Vale no offline, vale no online
O WhatsApp não é uma rede homogênea – e nem seus grupos. Além das limitações técnicas impostas pela ferramenta, como o limites de encaminhamento e limites a mensagens virais, não há um manual de regras de convivência que se aplique a todos os grupos.
A pesquisa mostrou ainda que mesmo em grupos de ‘tipos semelhantes’, como, por exemplo, os grupos de compra e venda, as regras próprias podem divergir consideravelmente.
Para Massaro, as normas se dão de forma muito casuística, uma vez que a estrutura dos grupos está embutida diretamente nas relações das pessoas. Isso significa que muitas regras e decisões de comportamento são trazidas do offline para o online, emulando interações presenciais.

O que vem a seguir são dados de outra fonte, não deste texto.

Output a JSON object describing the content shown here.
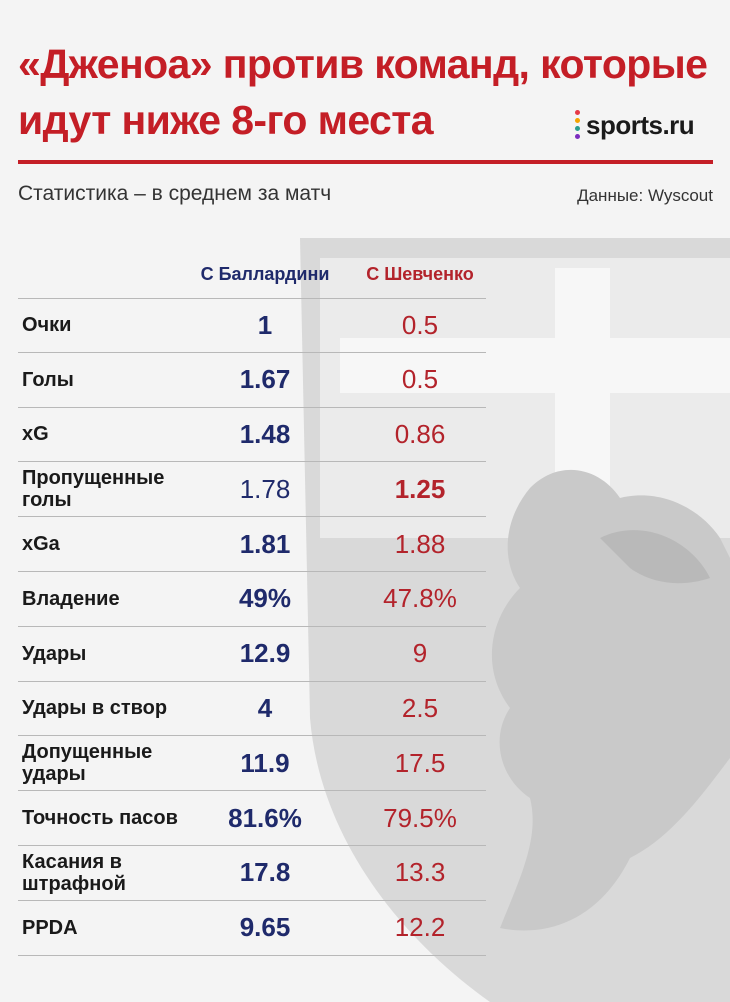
{
  "header": {
    "title": "«Дженоа» против команд, которые идут ниже 8-го места",
    "logo_text": "sports.ru",
    "subtitle": "Статистика – в среднем за матч",
    "source": "Данные: Wyscout"
  },
  "columns": {
    "a": "С Баллардини",
    "b": "С Шевченко"
  },
  "colors": {
    "title_red": "#c41e26",
    "col_a_navy": "#1f2a6b",
    "col_b_red": "#b3232b"
  },
  "rows": [
    {
      "label": "Очки",
      "a": "1",
      "b": "0.5",
      "a_bold": true,
      "b_bold": false
    },
    {
      "label": "Голы",
      "a": "1.67",
      "b": "0.5",
      "a_bold": true,
      "b_bold": false
    },
    {
      "label": "xG",
      "a": "1.48",
      "b": "0.86",
      "a_bold": true,
      "b_bold": false
    },
    {
      "label": "Пропущенные голы",
      "a": "1.78",
      "b": "1.25",
      "a_bold": false,
      "b_bold": true
    },
    {
      "label": "xGa",
      "a": "1.81",
      "b": "1.88",
      "a_bold": true,
      "b_bold": false
    },
    {
      "label": "Владение",
      "a": "49%",
      "b": "47.8%",
      "a_bold": true,
      "b_bold": false
    },
    {
      "label": "Удары",
      "a": "12.9",
      "b": "9",
      "a_bold": true,
      "b_bold": false
    },
    {
      "label": "Удары в створ",
      "a": "4",
      "b": "2.5",
      "a_bold": true,
      "b_bold": false
    },
    {
      "label": "Допущенные удары",
      "a": "11.9",
      "b": "17.5",
      "a_bold": true,
      "b_bold": false
    },
    {
      "label": "Точность пасов",
      "a": "81.6%",
      "b": "79.5%",
      "a_bold": true,
      "b_bold": false
    },
    {
      "label": "Касания в штрафной",
      "a": "17.8",
      "b": "13.3",
      "a_bold": true,
      "b_bold": false
    },
    {
      "label": "PPDA",
      "a": "9.65",
      "b": "12.2",
      "a_bold": true,
      "b_bold": false
    }
  ]
}
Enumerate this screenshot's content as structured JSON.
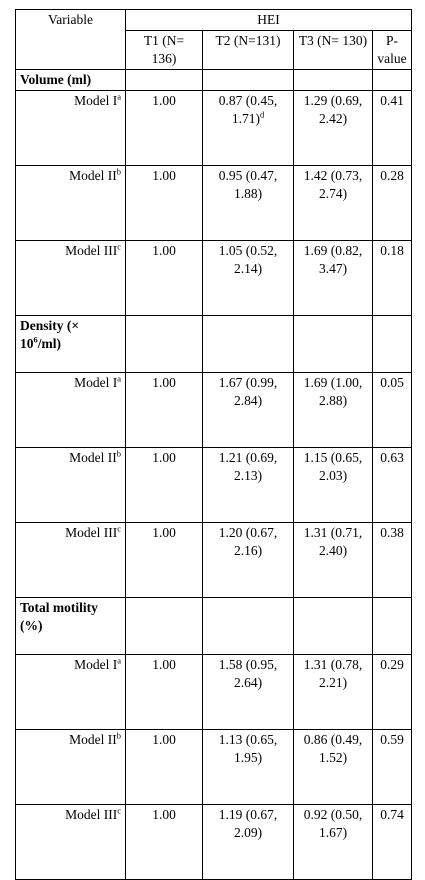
{
  "header": {
    "variable": "Variable",
    "hei": "HEI",
    "t1": "T1 (N= 136)",
    "t2": "T2 (N=131)",
    "t3": "T3 (N= 130)",
    "pvalue": "P-value"
  },
  "sections": [
    {
      "title": "Volume (ml)",
      "rows": [
        {
          "label": "Model I",
          "sup": "a",
          "t1": "1.00",
          "t2": "0.87 (0.45, 1.71)",
          "t2_sup": "d",
          "t3": "1.29 (0.69, 2.42)",
          "p": "0.41"
        },
        {
          "label": "Model II",
          "sup": "b",
          "t1": "1.00",
          "t2": "0.95 (0.47, 1.88)",
          "t2_sup": "",
          "t3": "1.42 (0.73, 2.74)",
          "p": "0.28"
        },
        {
          "label": "Model III",
          "sup": "c",
          "t1": "1.00",
          "t2": "1.05 (0.52, 2.14)",
          "t2_sup": "",
          "t3": "1.69 (0.82, 3.47)",
          "p": "0.18"
        }
      ]
    },
    {
      "title": "Density (× 10",
      "title_sup": "6",
      "title_end": "/ml)",
      "rows": [
        {
          "label": "Model I",
          "sup": "a",
          "t1": "1.00",
          "t2": "1.67 (0.99, 2.84)",
          "t2_sup": "",
          "t3": "1.69 (1.00, 2.88)",
          "p": "0.05"
        },
        {
          "label": "Model II",
          "sup": "b",
          "t1": "1.00",
          "t2": "1.21 (0.69, 2.13)",
          "t2_sup": "",
          "t3": "1.15 (0.65, 2.03)",
          "p": "0.63"
        },
        {
          "label": "Model III",
          "sup": "c",
          "t1": "1.00",
          "t2": "1.20 (0.67, 2.16)",
          "t2_sup": "",
          "t3": "1.31 (0.71, 2.40)",
          "p": "0.38"
        }
      ]
    },
    {
      "title": "Total motility (%)",
      "rows": [
        {
          "label": "Model I",
          "sup": "a",
          "t1": "1.00",
          "t2": "1.58 (0.95, 2.64)",
          "t2_sup": "",
          "t3": "1.31 (0.78, 2.21)",
          "p": "0.29"
        },
        {
          "label": "Model II",
          "sup": "b",
          "t1": "1.00",
          "t2": "1.13 (0.65, 1.95)",
          "t2_sup": "",
          "t3": "0.86 (0.49, 1.52)",
          "p": "0.59"
        },
        {
          "label": "Model III",
          "sup": "c",
          "t1": "1.00",
          "t2": "1.19 (0.67, 2.09)",
          "t2_sup": "",
          "t3": "0.92 (0.50, 1.67)",
          "p": "0.74"
        }
      ]
    }
  ]
}
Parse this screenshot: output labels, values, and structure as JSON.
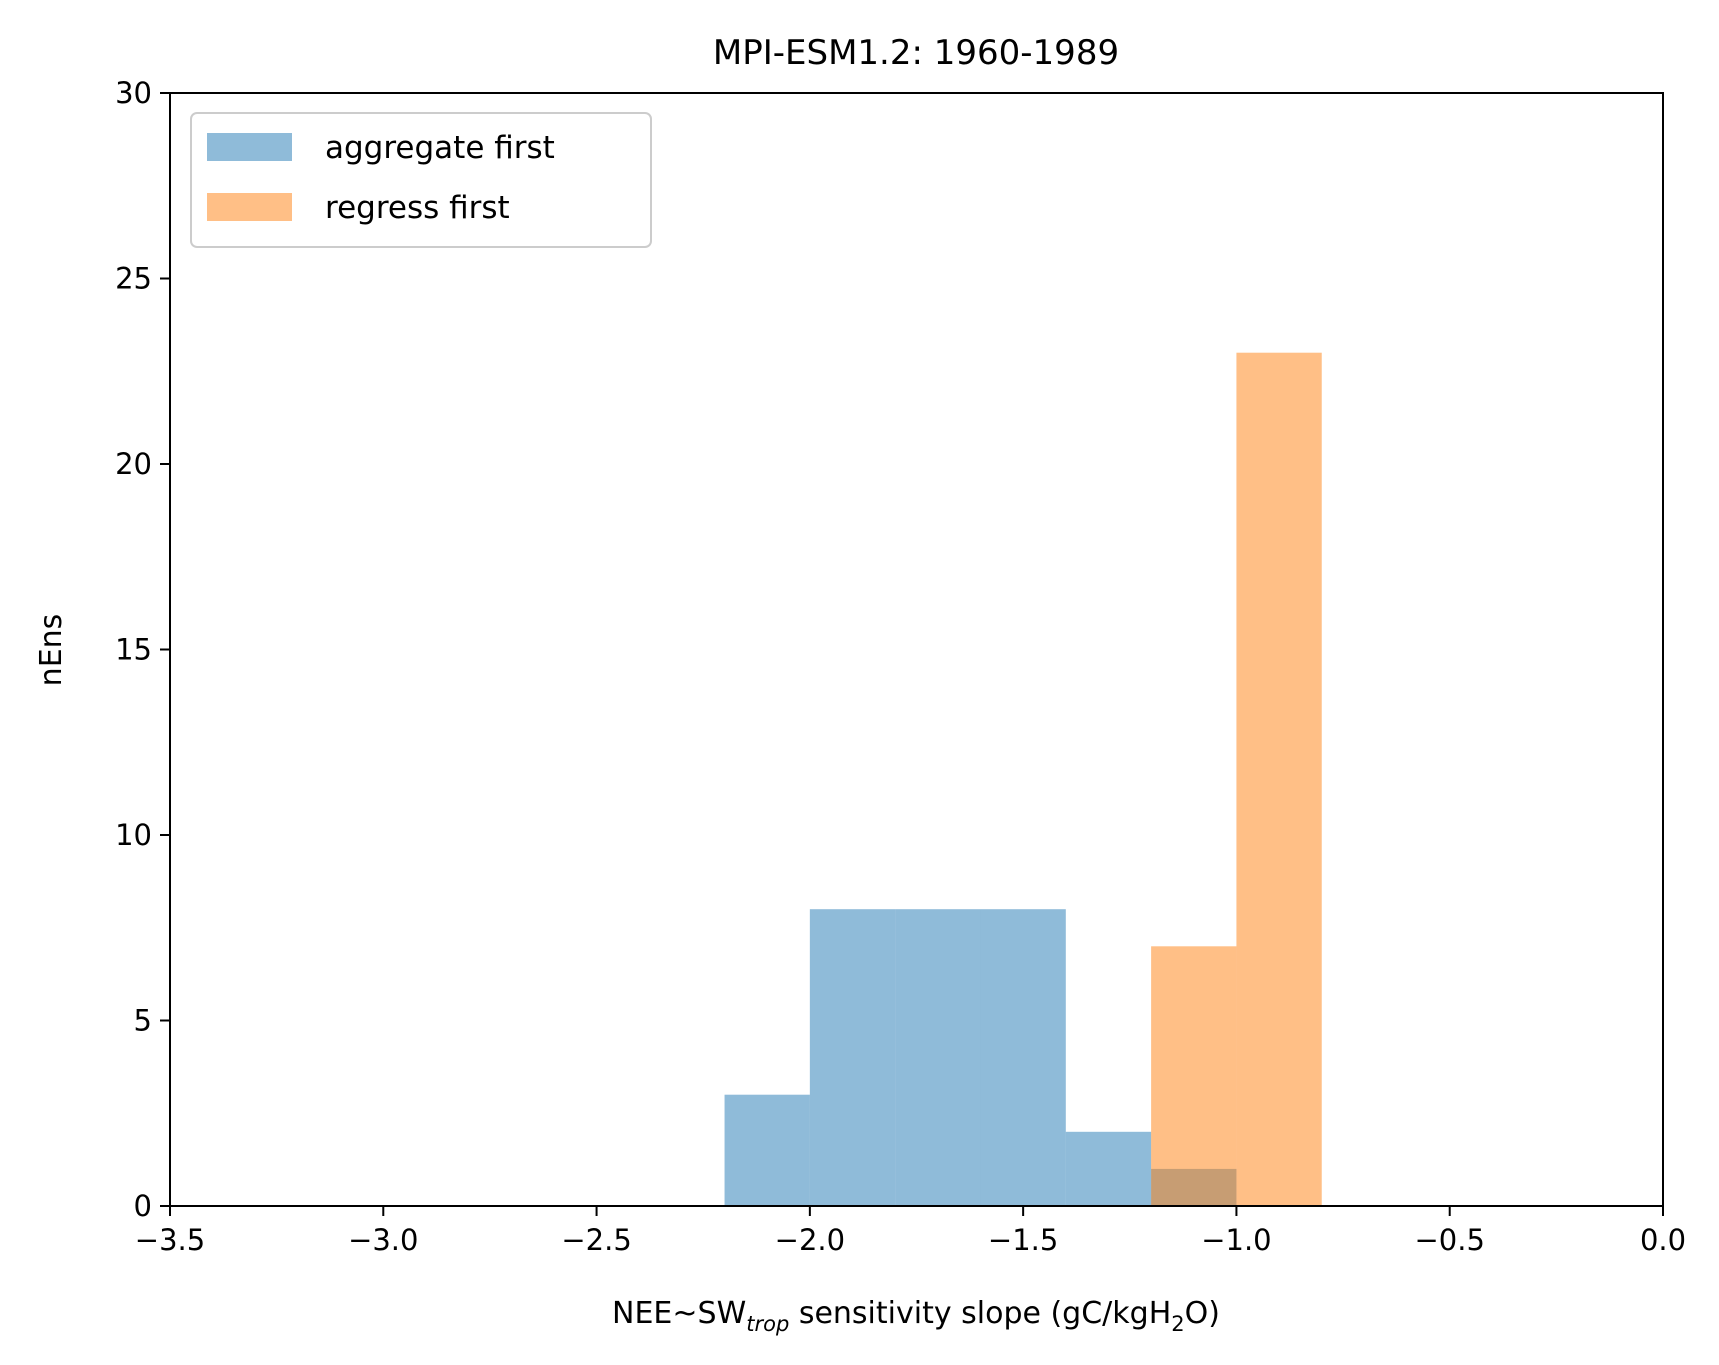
{
  "chart_data": {
    "type": "histogram",
    "title": "MPI-ESM1.2: 1960-1989",
    "xlabel": {
      "prefix": "NEE~SW",
      "subscript": "trop",
      "middle": " sensitivity slope (gC/kgH",
      "subscript2": "2",
      "suffix": "O)"
    },
    "ylabel": "nEns",
    "xlim": [
      -3.5,
      0.0
    ],
    "ylim": [
      0,
      30
    ],
    "xticks": [
      -3.5,
      -3.0,
      -2.5,
      -2.0,
      -1.5,
      -1.0,
      -0.5,
      0.0
    ],
    "xtick_labels": [
      "−3.5",
      "−3.0",
      "−2.5",
      "−2.0",
      "−1.5",
      "−1.0",
      "−0.5",
      "0.0"
    ],
    "yticks": [
      0,
      5,
      10,
      15,
      20,
      25,
      30
    ],
    "ytick_labels": [
      "0",
      "5",
      "10",
      "15",
      "20",
      "25",
      "30"
    ],
    "grid": false,
    "legend_position": "upper-left",
    "series": [
      {
        "name": "aggregate first",
        "color": "#1f77b4",
        "alpha": 0.5,
        "bin_edges": [
          -2.2,
          -2.0,
          -1.8,
          -1.6,
          -1.4,
          -1.2,
          -1.0
        ],
        "counts": [
          3,
          8,
          8,
          8,
          2,
          1
        ]
      },
      {
        "name": "regress first",
        "color": "#ff7f0e",
        "alpha": 0.5,
        "bin_edges": [
          -1.2,
          -1.0,
          -0.8
        ],
        "counts": [
          7,
          23
        ]
      }
    ]
  }
}
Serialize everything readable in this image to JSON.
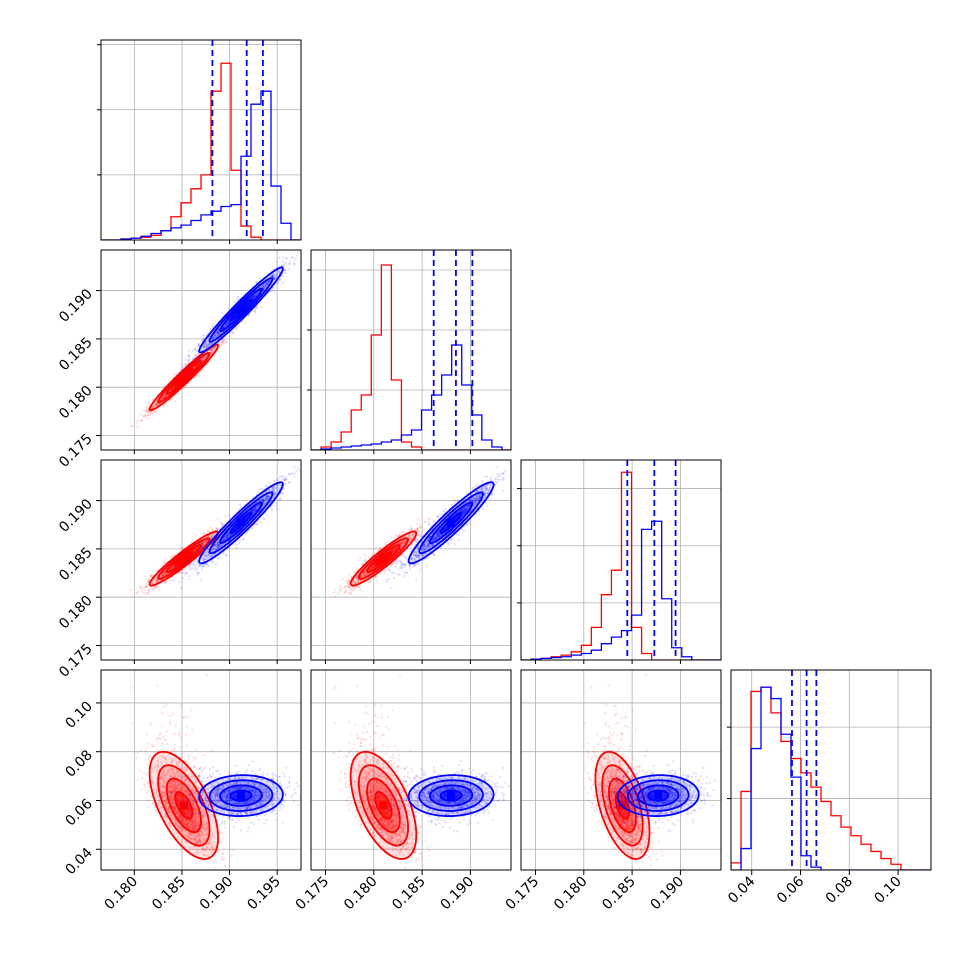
{
  "chart_data": {
    "type": "corner",
    "colors": {
      "red": "#ff0000",
      "blue": "#0000ff"
    },
    "params": [
      {
        "range": [
          0.1765,
          0.1975
        ],
        "ticks": [
          0.18,
          0.185,
          0.19,
          0.195
        ],
        "ticklabels": [
          "0.180",
          "0.185",
          "0.190",
          "0.195"
        ]
      },
      {
        "range": [
          0.1735,
          0.1942
        ],
        "ticks": [
          0.175,
          0.18,
          0.185,
          0.19
        ],
        "ticklabels": [
          "0.175",
          "0.180",
          "0.185",
          "0.190"
        ]
      },
      {
        "range": [
          0.1735,
          0.1942
        ],
        "ticks": [
          0.175,
          0.18,
          0.185,
          0.19
        ],
        "ticklabels": [
          "0.175",
          "0.180",
          "0.185",
          "0.190"
        ]
      },
      {
        "range": [
          0.0315,
          0.1135
        ],
        "ticks": [
          0.04,
          0.06,
          0.08,
          0.1
        ],
        "ticklabels": [
          "0.04",
          "0.06",
          "0.08",
          "0.10"
        ]
      }
    ],
    "grid": true,
    "histograms": [
      {
        "red": {
          "edges_start": 0.1765,
          "bin_width": 0.00105,
          "counts": [
            0,
            0,
            1,
            2,
            3,
            5,
            10,
            25,
            40,
            55,
            70,
            160,
            190,
            75,
            15,
            3,
            0,
            0,
            0,
            0
          ]
        },
        "blue": {
          "edges_start": 0.1765,
          "bin_width": 0.00105,
          "counts": [
            0,
            0,
            1,
            2,
            4,
            7,
            10,
            13,
            16,
            21,
            27,
            31,
            36,
            38,
            90,
            146,
            160,
            58,
            18,
            0
          ]
        },
        "blue_quantiles": [
          0.1882,
          0.1918,
          0.1935
        ],
        "ylim": [
          0,
          215
        ]
      },
      {
        "red": {
          "edges_start": 0.1735,
          "bin_width": 0.00104,
          "counts": [
            0,
            3,
            8,
            18,
            40,
            55,
            115,
            185,
            70,
            8,
            3,
            0,
            0,
            0,
            0,
            0,
            0,
            0,
            0,
            0
          ]
        },
        "blue": {
          "edges_start": 0.1735,
          "bin_width": 0.00104,
          "counts": [
            0,
            1,
            2,
            3,
            4,
            5,
            6,
            8,
            10,
            15,
            20,
            40,
            55,
            75,
            105,
            65,
            35,
            10,
            3,
            0
          ]
        },
        "blue_quantiles": [
          0.1862,
          0.1885,
          0.1902
        ],
        "ylim": [
          0,
          200
        ]
      },
      {
        "red": {
          "edges_start": 0.1735,
          "bin_width": 0.00104,
          "counts": [
            0,
            1,
            2,
            4,
            6,
            10,
            18,
            40,
            80,
            110,
            230,
            40,
            8,
            0,
            0,
            0,
            0,
            0,
            0,
            0
          ]
        },
        "blue": {
          "edges_start": 0.1735,
          "bin_width": 0.00104,
          "counts": [
            0,
            1,
            2,
            3,
            4,
            6,
            8,
            12,
            20,
            28,
            36,
            55,
            160,
            170,
            75,
            15,
            4,
            0,
            0,
            0
          ]
        },
        "blue_quantiles": [
          0.1845,
          0.1873,
          0.1895
        ],
        "ylim": [
          0,
          245
        ]
      },
      {
        "red": {
          "edges_start": 0.0315,
          "bin_width": 0.0041,
          "counts": [
            5,
            55,
            125,
            128,
            110,
            90,
            78,
            68,
            58,
            48,
            38,
            30,
            24,
            18,
            13,
            8,
            4,
            0,
            0,
            0
          ]
        },
        "blue": {
          "edges_start": 0.0315,
          "bin_width": 0.0041,
          "counts": [
            0,
            15,
            85,
            128,
            120,
            95,
            65,
            10,
            2,
            0,
            0,
            0,
            0,
            0,
            0,
            0,
            0,
            0,
            0,
            0
          ]
        },
        "blue_quantiles": [
          0.0565,
          0.0625,
          0.0665
        ],
        "ylim": [
          0,
          140
        ]
      }
    ],
    "distributions": {
      "red": {
        "mean": [
          0.1852,
          0.181,
          0.184,
          0.058
        ],
        "sd": [
          0.0018,
          0.0017,
          0.0014,
          0.011
        ],
        "corr": [
          [
            1,
            0.97,
            0.95,
            -0.6
          ],
          [
            0.97,
            1,
            0.93,
            -0.55
          ],
          [
            0.95,
            0.93,
            1,
            -0.5
          ],
          [
            -0.6,
            -0.55,
            -0.5,
            1
          ]
        ]
      },
      "blue": {
        "mean": [
          0.1912,
          0.188,
          0.1877,
          0.062
        ],
        "sd": [
          0.0022,
          0.0022,
          0.0021,
          0.0042
        ],
        "corr": [
          [
            1,
            0.97,
            0.95,
            0.05
          ],
          [
            0.97,
            1,
            0.94,
            0.05
          ],
          [
            0.95,
            0.94,
            1,
            0.05
          ],
          [
            0.05,
            0.05,
            0.05,
            1
          ]
        ]
      }
    }
  }
}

“Então, não tem diferença eu dizer no grupo da família, no WhatsApp ou num almoço de domingo. O filtro é o mesmo. Então, tem grupos que eu me sinto à vontade, tem grupos que eu não me sinto. Tem gente que eu nunca vi na vida, então como eu vou interagir. Quando eu vou interagir é como se eu estivesse entrando num grupo onde eu não conheço ninguém. É igual!”
– Respondente de capital na região Sul
No caso de alguns grupos, onde há uma administração mais incisiva e presente, como os de comércio e os de caráter religioso, as regras estão no cerne da troca de mensagens, e fazer parte dele significa consentir com os termos propostos.
Em grupos mais informais, como grupos de Educação, segundo as pesquisadoras, as regras vão sendo formuladas à medida que o grupo se desenvolve, em uma espécie de consenso.
“É uma biblioteca, então cada vez que alguém joga um bom dia ou coisa parecida, o administrador do grupo coloca um psiu, isso aqui é uma biblioteca!. Eu estou numa biblioteca, eu tenho que fazer silêncio porque eu vou atrapalhar o colega que está lendo. Então, é o grupo que tem a regra mais severa. Uma das regras é a expulsão do grupo.”